At that point, the company was valued at A$22m.
But the company entered voluntary administration on July 9, with Hamilton Murphy appointed as administrators.
The New Zealand business was put into liquidation the next month, with Waterstone Insolvency appointed.
Kester Black Pty was the sole shareholder.
One investor, Tahnee Lucas, said they had been told investors would not get any of their money back.
“I invested close to NZ$3000, so will get nothing for that.”
Hamilton Murphy would not confirm this but said interested parties would be sent more information soon.
Zoom meeting ‘capped’
Lucas said she had not been able to join a shareholders’ call because the Zoom meeting was capped at 100 participants.
The business and assets of Kester Black Pty Ltd were sold at the end of July to New New New Pty Ltd, a company owned by Fergus Sully, whom media have previously referred to as Ross’ “business and life partner”.
The sale was for just over A$146,220. A 10% deposit was required, and then the remainder was to be paid in 12 monthly instalments.
The minutes of a creditors’ meeting in mid-August show the deed of company arrangement would give priority creditors a full return of what they were owed, and unsecured creditors about 29c in the dollar.
In New Zealand, New New New Holdings is listed on the Companies Office with Ross as the director.
The New Zealand Companies Office lists Sully as the sole director of the Kester Black business.
The administrator’s report said Kester Black Pty Ltd had reported trading losses over the financial years prior to the administration.
It had not been able to keep up with its tax liabilities and owed the Australian Tax Office A$62,125.
Trading appears to have continued as usual, with nothing in the company’s frequent social media advertisements to indicate any behind-the-scenes change - except for “angry” reactions and comments that appear to have been deleted.
Lucas said investors were given the idea that it was an “ethical, conscious company”.

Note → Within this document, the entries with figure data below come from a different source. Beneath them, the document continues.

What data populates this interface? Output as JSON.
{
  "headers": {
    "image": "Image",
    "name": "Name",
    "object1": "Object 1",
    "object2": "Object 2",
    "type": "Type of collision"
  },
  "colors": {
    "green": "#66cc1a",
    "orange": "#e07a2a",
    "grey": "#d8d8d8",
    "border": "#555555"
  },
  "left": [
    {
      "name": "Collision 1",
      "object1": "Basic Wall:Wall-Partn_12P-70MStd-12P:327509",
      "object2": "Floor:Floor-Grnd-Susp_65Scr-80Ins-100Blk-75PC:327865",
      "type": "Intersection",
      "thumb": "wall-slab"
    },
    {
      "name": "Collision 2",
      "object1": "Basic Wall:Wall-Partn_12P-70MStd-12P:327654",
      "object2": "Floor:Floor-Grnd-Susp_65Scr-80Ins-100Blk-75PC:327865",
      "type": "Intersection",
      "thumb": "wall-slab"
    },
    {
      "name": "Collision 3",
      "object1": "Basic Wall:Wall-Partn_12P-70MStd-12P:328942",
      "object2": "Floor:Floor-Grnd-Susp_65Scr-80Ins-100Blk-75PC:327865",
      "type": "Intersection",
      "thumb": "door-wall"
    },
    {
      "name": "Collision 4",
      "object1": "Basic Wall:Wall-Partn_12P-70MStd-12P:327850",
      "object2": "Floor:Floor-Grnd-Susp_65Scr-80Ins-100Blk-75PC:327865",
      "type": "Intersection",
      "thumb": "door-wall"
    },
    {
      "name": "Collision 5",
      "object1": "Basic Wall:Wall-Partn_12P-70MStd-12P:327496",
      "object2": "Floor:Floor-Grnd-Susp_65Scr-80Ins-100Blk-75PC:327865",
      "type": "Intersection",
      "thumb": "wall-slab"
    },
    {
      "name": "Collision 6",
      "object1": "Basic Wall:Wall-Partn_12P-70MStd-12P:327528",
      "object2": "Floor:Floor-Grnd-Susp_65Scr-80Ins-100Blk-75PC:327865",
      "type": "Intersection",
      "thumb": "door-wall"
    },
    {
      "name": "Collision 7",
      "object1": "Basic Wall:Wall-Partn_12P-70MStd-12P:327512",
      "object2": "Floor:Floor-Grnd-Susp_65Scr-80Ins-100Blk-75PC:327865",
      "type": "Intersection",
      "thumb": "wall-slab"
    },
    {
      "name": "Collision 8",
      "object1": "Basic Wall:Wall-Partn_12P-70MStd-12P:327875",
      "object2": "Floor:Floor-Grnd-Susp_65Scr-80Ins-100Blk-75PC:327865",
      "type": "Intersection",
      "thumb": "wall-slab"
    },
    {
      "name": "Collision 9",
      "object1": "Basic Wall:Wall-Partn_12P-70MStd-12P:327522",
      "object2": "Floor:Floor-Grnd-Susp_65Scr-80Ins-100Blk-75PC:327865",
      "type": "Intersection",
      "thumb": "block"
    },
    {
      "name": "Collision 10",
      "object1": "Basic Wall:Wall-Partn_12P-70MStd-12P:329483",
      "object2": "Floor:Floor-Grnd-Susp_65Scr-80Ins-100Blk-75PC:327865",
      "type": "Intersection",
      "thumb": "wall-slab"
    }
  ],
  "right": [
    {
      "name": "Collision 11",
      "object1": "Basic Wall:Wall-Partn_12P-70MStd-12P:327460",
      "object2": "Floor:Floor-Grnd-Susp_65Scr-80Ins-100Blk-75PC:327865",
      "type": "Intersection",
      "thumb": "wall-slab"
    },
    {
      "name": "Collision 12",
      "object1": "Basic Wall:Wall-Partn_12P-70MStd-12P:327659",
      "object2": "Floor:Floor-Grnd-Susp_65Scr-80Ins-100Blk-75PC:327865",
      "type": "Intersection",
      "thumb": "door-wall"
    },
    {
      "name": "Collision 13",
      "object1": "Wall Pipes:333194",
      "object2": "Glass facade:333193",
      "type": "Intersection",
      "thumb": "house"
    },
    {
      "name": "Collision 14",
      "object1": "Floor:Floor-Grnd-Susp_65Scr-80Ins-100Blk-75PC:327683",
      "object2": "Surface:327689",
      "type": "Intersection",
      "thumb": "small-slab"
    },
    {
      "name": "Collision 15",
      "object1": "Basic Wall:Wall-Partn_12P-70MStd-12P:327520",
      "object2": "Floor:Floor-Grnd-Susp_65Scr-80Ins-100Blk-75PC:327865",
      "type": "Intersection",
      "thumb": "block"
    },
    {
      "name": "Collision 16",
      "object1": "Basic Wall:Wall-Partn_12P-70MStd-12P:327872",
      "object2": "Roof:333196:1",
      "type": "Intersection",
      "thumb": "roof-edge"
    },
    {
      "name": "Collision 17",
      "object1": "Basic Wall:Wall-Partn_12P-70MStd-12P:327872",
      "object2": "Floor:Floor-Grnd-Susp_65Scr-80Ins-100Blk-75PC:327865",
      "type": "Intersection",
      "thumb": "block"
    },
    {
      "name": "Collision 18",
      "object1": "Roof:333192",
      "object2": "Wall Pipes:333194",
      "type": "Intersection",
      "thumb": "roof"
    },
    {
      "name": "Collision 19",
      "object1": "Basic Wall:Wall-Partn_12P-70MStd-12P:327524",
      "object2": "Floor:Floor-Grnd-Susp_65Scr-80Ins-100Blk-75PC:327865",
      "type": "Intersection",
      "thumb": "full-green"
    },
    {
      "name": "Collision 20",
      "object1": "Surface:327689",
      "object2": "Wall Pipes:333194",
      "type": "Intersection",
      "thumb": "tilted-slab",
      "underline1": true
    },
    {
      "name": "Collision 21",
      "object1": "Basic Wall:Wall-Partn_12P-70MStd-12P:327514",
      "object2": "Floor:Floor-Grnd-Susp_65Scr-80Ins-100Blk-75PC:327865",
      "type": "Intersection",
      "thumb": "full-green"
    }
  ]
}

“But the fellow investors I have managed to speak to feel the way there was no communication from the company and the business has been sold to a new company with her husband as the director, and kept trading is anything but ethical.
“Investors are upset and feel it’s all been smoke and mirrors, as we were sent communications about how the business was doing well throughout the period of our investment with positively geared company updates,” Lucas added.
“There are concerns that the funds raised for the company may have been used for product development, with the new entity now reaping the benefits without any consideration for the original shareholders.
“It feels as though the company has evaded accountability, and despite accepting the risk of investing, the lack of transparency and communication is troubling.”
Another investor said they had received positive updates for about three years, but now the “rug has been firmly pulled out”.
They added: “No gratitude, no acknowledgement, no apology.”
Anna Ross told RNZ she was not in a position to comment but would be in touch when she had information to share.
The Financial Markets Authority has warned equity crowdfunding is risky and while investments might do well, people could also lose all their money.